What she doesn’t know, what nobody knows, is that I’m not suffering for Bennett. I’m not the harrowed widow mourning over her husband. No. I’m mourning over the man I was cheating on my husband with and my brother that no one knew anything about. My hidden life. My clandestine existence.

“How could I possibly not suffer, Clara? He was my husband,” I choke out. “How am I supposed to live without him when he was my reason for waking up every day?”

“Because the world doesn’t wait on us. It keeps moving and expects us to move right along with it.”

“I’m not sure how to move right now.”

“Well,” Clara begins, resting her hand on my knee. “You can start by taking a shower and trying to eat something.” Her eyes are sad and filled with concern. When I nod my head, a small smile breaks upon her lips, and she gives my knee a gentle squeeze before getting up to leave the room. Turning back to me, she adds, “Oh, while you were sleeping, your attorney called. He’d like to schedule a time to meet with you to go over Bennett’s will.”

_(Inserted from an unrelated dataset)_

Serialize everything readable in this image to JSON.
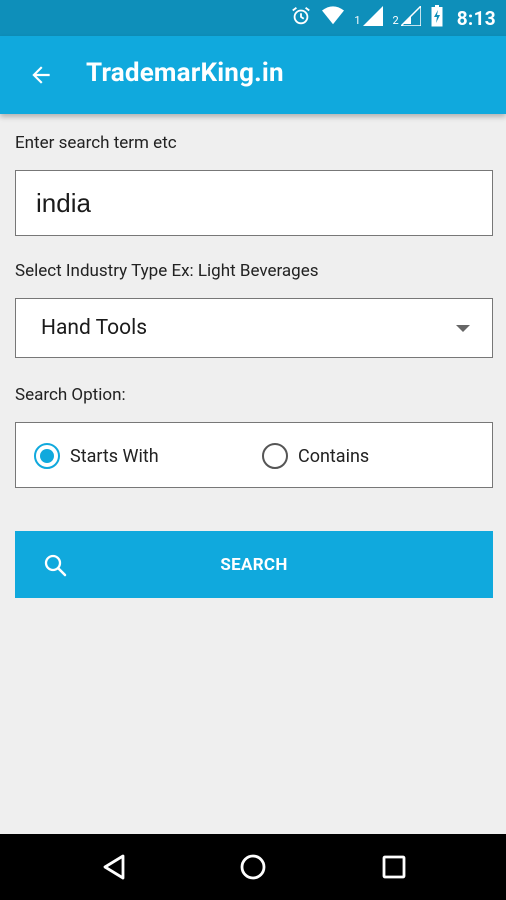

This was the moment I had been working years for. The moment Pike and I dreamed about. This was supposed to be the moment that brought me victory and happiness. The money. The power. Payback and retribution. And now it means nothing without Pike by my side. I married Bennett to destroy him, but it didn’t make anything better—it’s just worse.

“I’ll give him a call after lunch,” I respond before Clara walks out and closes the door behind her.

Getting ready is a blur. I make the movements but then can’t remember how I got from point A to point B. Clara is in the kitchen, cleaning up after lunch while I sift through the sheaf of messages from all the calls I’ve missed since Bennett’s death. I’m sure it’s all over the news, but I can’t bring myself to turn on the TV for fear I’ll hear something about Declan. I’d crumble for sure.